大学教員にはいろいろな仕事があります。教育、研究、そして大学の組織運営などなど。その他、地方自治体等からさまざまな委員を依頼されることがあります。環境○○委員とか、教育△△審議会の委員とか、一応、学識経験者枠になるみたいです。そんななか、数年前のある日、とある地方裁判所から電話がありました。裁判所からの突然の電話は、さすがに少し焦りましたが、実際は、とある民事裁判の専門委員の依頼でした。特許関係の訴訟のようです。
裁判所への出張は1度きりでした。事前に分厚い資料が届き、ここを読んでおけという印の付箋がたくさんついていました。出張の日はその資料をもって、新幹線に乗り、裁判所へ。

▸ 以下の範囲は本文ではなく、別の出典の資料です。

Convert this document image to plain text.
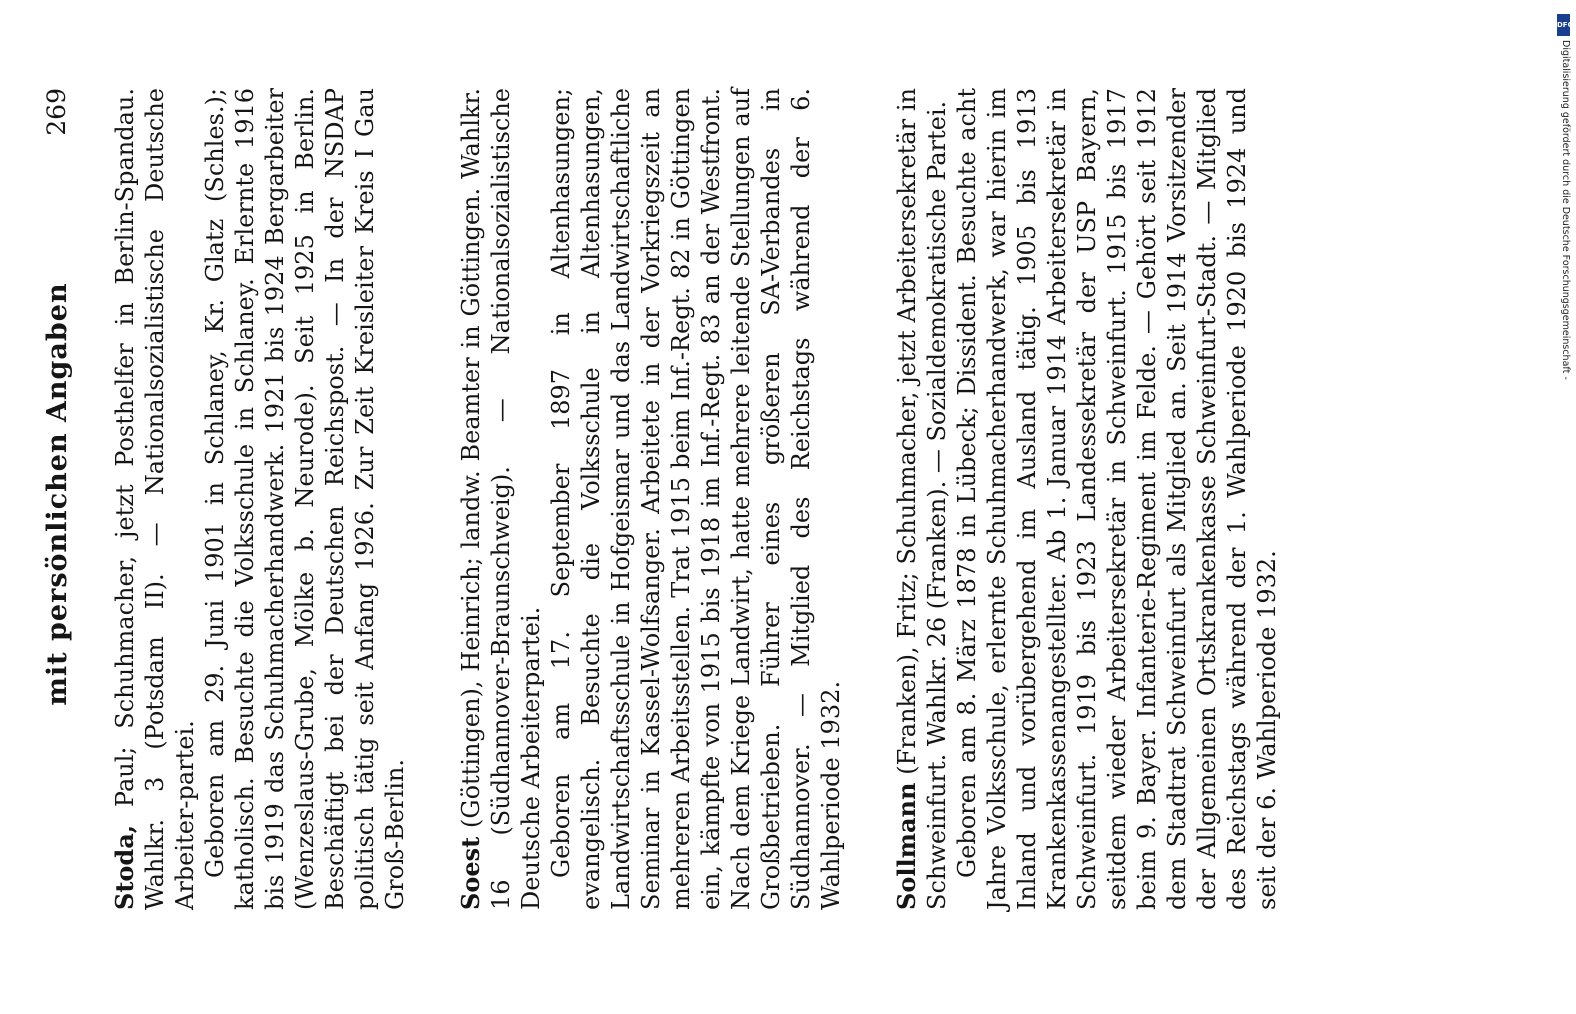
mit persönlichen Angaben
269

Stoda, Paul; Schuhmacher, jetzt Posthelfer in Berlin-Spandau. Wahlkr. 3 (Potsdam II). — Nationalsozialistische Deutsche Arbeiter-partei. Geboren am 29. Juni 1901 in Schlaney, Kr. Glatz (Schles.); katholisch. Besuchte die Volksschule in Schlaney. Erlernte 1916 bis 1919 das Schuhmacherhandwerk. 1921 bis 1924 Bergarbeiter (Wenzeslaus-Grube, Mölke b. Neurode). Seit 1925 in Berlin. Beschäftigt bei der Deutschen Reichspost. — In der NSDAP politisch tätig seit Anfang 1926. Zur Zeit Kreisleiter Kreis I Gau Groß-Berlin. Soest (Göttingen), Heinrich; landw. Beamter in Göttingen. Wahlkr. 16 (Südhannover-Braunschweig). — Nationalsozialistische Deutsche Arbeiterpartei. Geboren am 17. September 1897 in Altenhasungen; evangelisch. Besuchte die Volksschule in Altenhasungen, Landwirtschaftsschule in Hofgeismar und das Landwirtschaftliche Seminar in Kassel-Wolfsanger. Arbeitete in der Vorkriegszeit an mehreren Arbeitsstellen. Trat 1915 beim Inf.-Regt. 82 in Göttingen ein, kämpfte von 1915 bis 1918 im Inf.-Regt. 83 an der Westfront. Nach dem Kriege Landwirt, hatte mehrere leitende Stellungen auf Großbetrieben. Führer eines größeren SA-Verbandes in Südhannover. — Mitglied des Reichstags während der 6. Wahlperiode 1932. Sollmann (Franken), Fritz; Schuhmacher, jetzt Arbeitersekretär in Schweinfurt. Wahlkr. 26 (Franken). — Sozialdemokratische Partei. Geboren am 8. März 1878 in Lübeck; Dissident. Besuchte acht Jahre Volksschule, erlernte Schuhmacherhandwerk, war hierin im Inland und vorübergehend im Ausland tätig. 1905 bis 1913 Krankenkassenangestellter. Ab 1. Januar 1914 Arbeitersekretär in Schweinfurt. 1919 bis 1923 Landessekretär der USP Bayern, seitdem wieder Arbeitersekretär in Schweinfurt. 1915 bis 1917 beim 9. Bayer. Infanterie-Regiment im Felde. — Gehört seit 1912 dem Stadtrat Schweinfurt als Mitglied an. Seit 1914 Vorsitzender der Allgemeinen Ortskrankenkasse Schweinfurt-Stadt. — Mitglied des Reichstags während der 1. Wahlperiode 1920 bis 1924 und seit der 6. Wahlperiode 1932.

DFG
Digitalisierung gefördert durch die Deutsche Forschungsgemeinschaft -
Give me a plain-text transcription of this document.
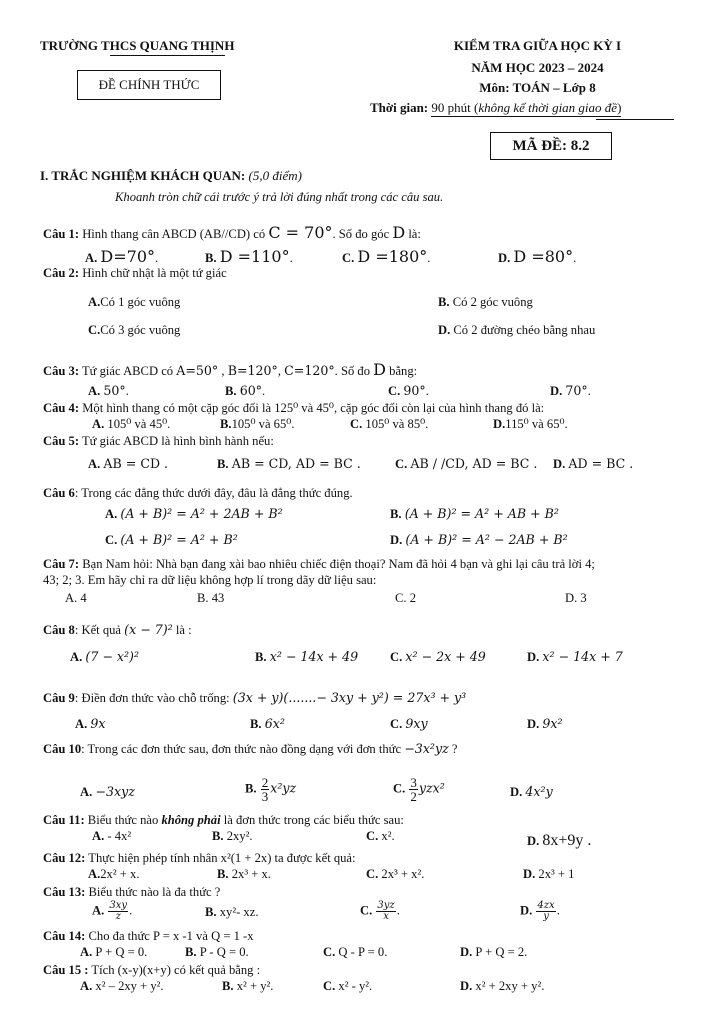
TRƯỜNG THCS QUANG THỊNH
ĐỀ CHÍNH THỨC
KIỂM TRA GIỮA HỌC KỲ I
NĂM HỌC 2023 – 2024
Môn: TOÁN – Lớp 8
Thời gian: 90 phút (không kể thời gian giao đề)
MÃ ĐỀ: 8.2
I. TRẮC NGHIỆM KHÁCH QUAN: (5,0 điểm)
Khoanh tròn chữ cái trước ý trả lời đúng nhất trong các câu sau.
Câu 1: Hình thang cân ABCD (AB//CD) có C = 70°. Số đo góc D là:
A. D=70°.	B. D =110°.	C. D =180°.	D. D =80°.
Câu 2: Hình chữ nhật là một tứ giác
A.Có 1 góc vuông	B. Có 2 góc vuông
C.Có 3 góc vuông	D. Có 2 đường chéo bằng nhau
Câu 3: Tứ giác ABCD có A=50° , B=120°, C=120°. Số đo D bằng:
A. 50°.	B. 60°.	C. 90°.	D. 70°.
Câu 4: Một hình thang có một cặp góc đối là 125⁰ và 45⁰, cặp góc đối còn lại của hình thang đó là:
A. 105⁰ và 45⁰.	B.105⁰ và 65⁰.	C. 105⁰ và 85⁰.	D.115⁰ và 65⁰.
Câu 5: Tứ giác ABCD là hình bình hành nếu:
A. AB = CD .	B. AB = CD, AD = BC .	C. AB / /CD, AD = BC . D. AD = BC .
Câu 6: Trong các đẳng thức dưới đây, đâu là đẳng thức đúng.
A. (A + B)² = A² + 2AB + B²	B. (A + B)² = A² + AB + B²
C. (A + B)² = A² + B²	D. (A + B)² = A² − 2AB + B²
Câu 7: Bạn Nam hỏi: Nhà bạn đang xài bao nhiêu chiếc điện thoại? Nam đã hỏi 4 bạn và ghi lại câu trả lời 4;
43; 2; 3. Em hãy chỉ ra dữ liệu không hợp lí trong dãy dữ liệu sau:
A. 4	B. 43	C. 2	D. 3
Câu 8: Kết quả (x − 7)² là :
A. (7 − x²)²	B. x² − 14x + 49	C. x² − 2x + 49	D. x² − 14x + 7
Câu 9: Điền đơn thức vào chỗ trống: (3x + y)(.......− 3xy + y²) = 27x³ + y³
A. 9x	B. 6x²	C. 9xy	D. 9x²
Câu 10: Trong các đơn thức sau, đơn thức nào đồng dạng với đơn thức −3x²yz ?
A. −3xyz	B. $\frac{2}{3} x^2yz$	C. $\frac{3}{2} yzx^2$	D. 4x²y
Câu 11: Biểu thức nào không phải là đơn thức trong các biểu thức sau:
A. - 4x²	B. 2xy².	C. x².	D. 8x+9y .
Câu 12: Thực hiện phép tính nhân x²(1 + 2x) ta được kết quả:
A.2x² + x.	B. 2x³ + x.	C. 2x³ + x².	D. 2x³ + 1
Câu 13: Biểu thức nào là đa thức ?
A. $\frac{3xy}{z}$ .	B. xy²- xz.	C. $\frac{3yz}{x}$ .	D. $\frac{4zx}{y}$ .
Câu 14: Cho đa thức P = x -1 và Q = 1 -x
A. P + Q = 0.	B. P - Q = 0.	C. Q - P = 0.	D. P + Q = 2.
Câu 15 : Tích (x-y)(x+y) có kết quả bằng :
A. x² – 2xy + y².	B. x² + y².	C. x² - y².	D. x² + 2xy + y².
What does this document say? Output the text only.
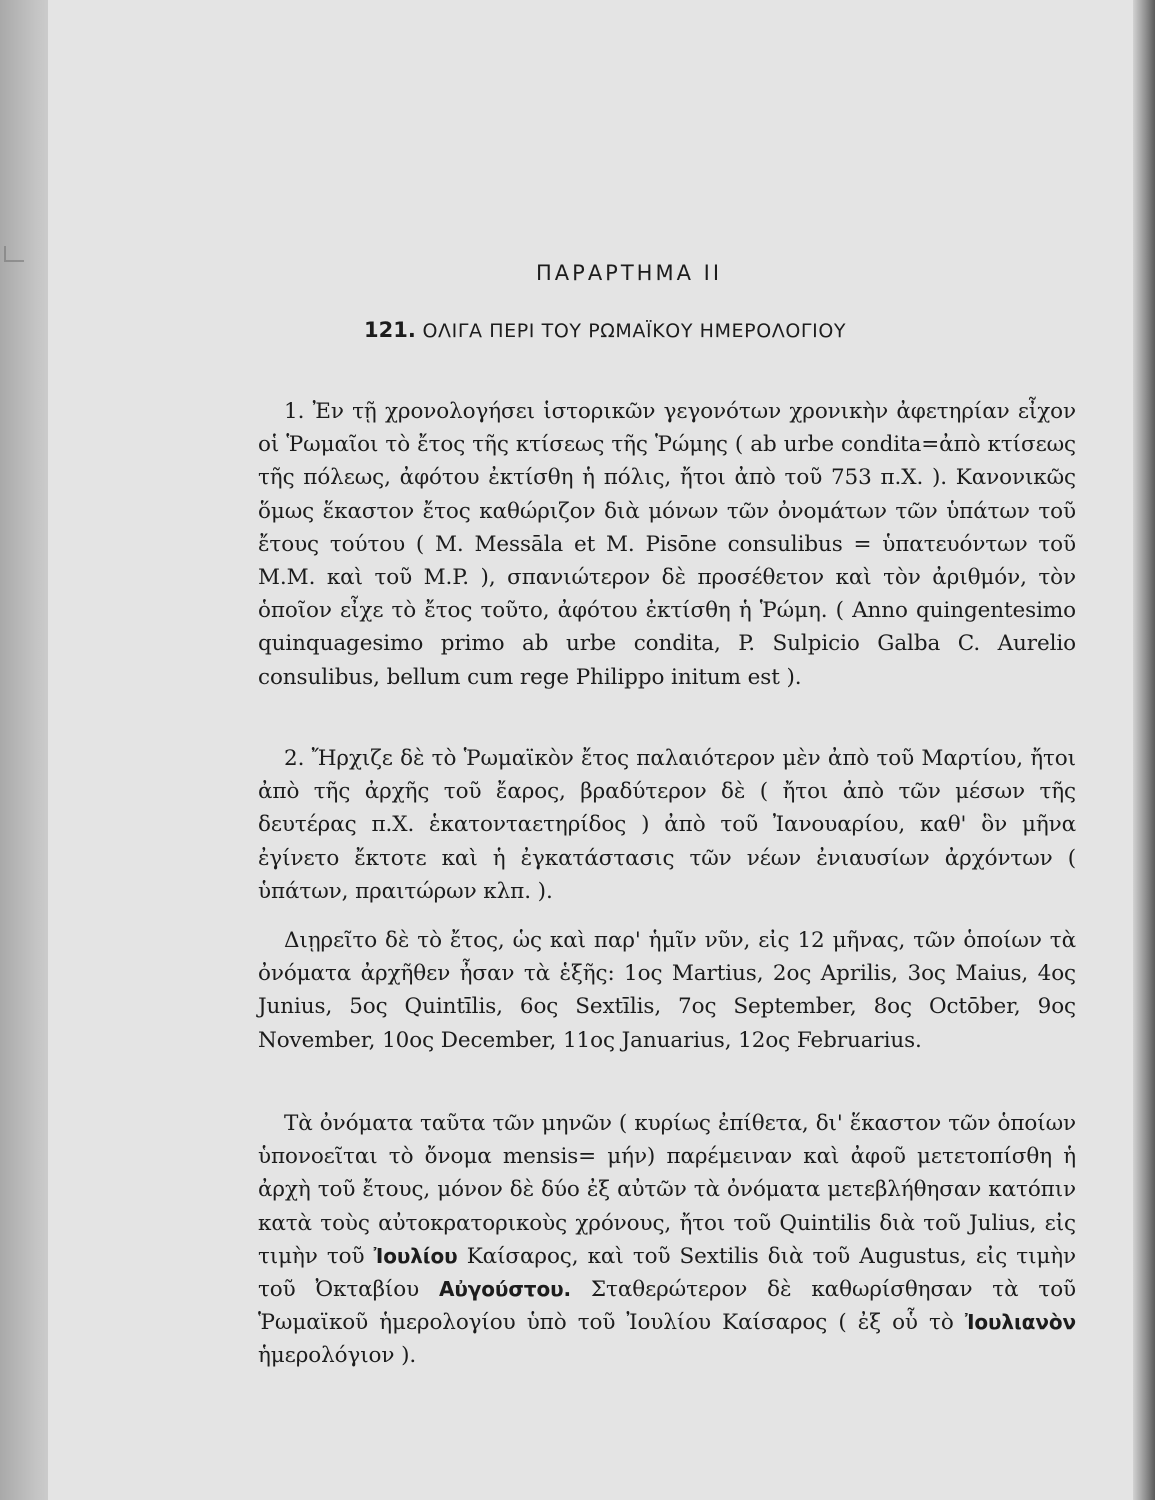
ΠΑΡΑΡΤΗΜΑ II
121. ΟΛΙΓΑ ΠΕΡΙ ΤΟΥ ΡΩΜΑΪΚΟΥ ΗΜΕΡΟΛΟΓΙΟΥ

1. Ἐν τῇ χρονολογήσει ἱστορικῶν γεγονότων χρονικὴν ἀφετηρίαν εἶχον οἱ Ῥωμαῖοι τὸ ἔτος τῆς κτίσεως τῆς Ῥώμης ( ab urbe condita=ἀπὸ κτίσεως τῆς πόλεως, ἀφότου ἐκτίσθη ἡ πόλις, ἤτοι ἀπὸ τοῦ 753 π.Χ. ). Κανονικῶς ὅμως ἕκαστον ἔτος καθώριζον διὰ μόνων τῶν ὀνομάτων τῶν ὑπάτων τοῦ ἔτους τούτου ( M. Messāla et M. Pisōne consulibus = ὑπατευόντων τοῦ M.M. καὶ τοῦ M.P. ), σπανιώτερον δὲ προσέθετον καὶ τὸν ἀριθμόν, τὸν ὁποῖον εἶχε τὸ ἔτος τοῦτο, ἀφότου ἐκτίσθη ἡ Ῥώμη. ( Anno quingentesimo quinquagesimo primo ab urbe condita, P. Sulpicio Galba C. Aurelio consulibus, bellum cum rege Philippo initum est ).

2. Ἤρχιζε δὲ τὸ Ῥωμαϊκὸν ἔτος παλαιότερον μὲν ἀπὸ τοῦ Μαρτίου, ἤτοι ἀπὸ τῆς ἀρχῆς τοῦ ἔαρος, βραδύτερον δὲ ( ἤτοι ἀπὸ τῶν μέσων τῆς δευτέρας π.Χ. ἑκατονταετηρίδος ) ἀπὸ τοῦ Ἰανουαρίου, καθ' ὃν μῆνα ἐγίνετο ἔκτοτε καὶ ἡ ἐγκατάστασις τῶν νέων ἐνιαυσίων ἀρχόντων ( ὑπάτων, πραιτώρων κλπ. ).

Διῃρεῖτο δὲ τὸ ἔτος, ὡς καὶ παρ' ἡμῖν νῦν, εἰς 12 μῆνας, τῶν ὁποίων τὰ ὀνόματα ἀρχῆθεν ἦσαν τὰ ἑξῆς: 1ος Martius, 2ος Aprilis, 3ος Maius, 4ος Junius, 5ος Quintīlis, 6ος Sextīlis, 7ος September, 8ος Octōber, 9ος November, 10ος December, 11ος Januarius, 12ος Februarius.

Τὰ ὀνόματα ταῦτα τῶν μηνῶν ( κυρίως ἐπίθετα, δι' ἕκαστον τῶν ὁποίων ὑπονοεῖται τὸ ὄνομα mensis= μήν) παρέμειναν καὶ ἀφοῦ μετετοπίσθη ἡ ἀρχὴ τοῦ ἔτους, μόνον δὲ δύο ἐξ αὐτῶν τὰ ὀνόματα μετεβλήθησαν κατόπιν κατὰ τοὺς αὐτοκρατορικοὺς χρόνους, ἤτοι τοῦ Quintilis διὰ τοῦ Julius, εἰς τιμὴν τοῦ Ἰουλίου Καίσαρος, καὶ τοῦ Sextilis διὰ τοῦ Augustus, εἰς τιμὴν τοῦ Ὀκταβίου Αὐγούστου. Σταθερώτερον δὲ καθωρίσθησαν τὰ τοῦ Ῥωμαϊκοῦ ἡμερολογίου ὑπὸ τοῦ Ἰουλίου Καίσαρος ( ἐξ οὗ τὸ Ἰουλιανὸν ἡμερολόγιον ).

人生初の法廷。小さな法廷でしたが、趣がありました。我々は円卓に座り、向こう側には傍聴席。スクリーンとパソコンが設置されおり、パワーポイントを使って裁判は進んでいきました。まるで学会発表、いや、円卓なのでゼミの感じに近いでしょうか。
その裁判出張はコロナの始まる前でした。それが、先日、裁判所から「おかげさまで解決しました」という趣旨の通知が届きました。長い。
でも、自分の勉強・研究してきた知識や経験が少しでも役に立ったのであれば、嬉しいです。材料化学の研究に携わる身としては、「材料の特性を向上させる」とか「新しい材料をつくる」などの分かりやすい研究成果を追い求めていますが、それとは違った社会貢献の形があることを知りました。
ちなみに、この専門委員の辞令ですが、任命権者が最高裁判所となっていて、ちょっとカッコいいです。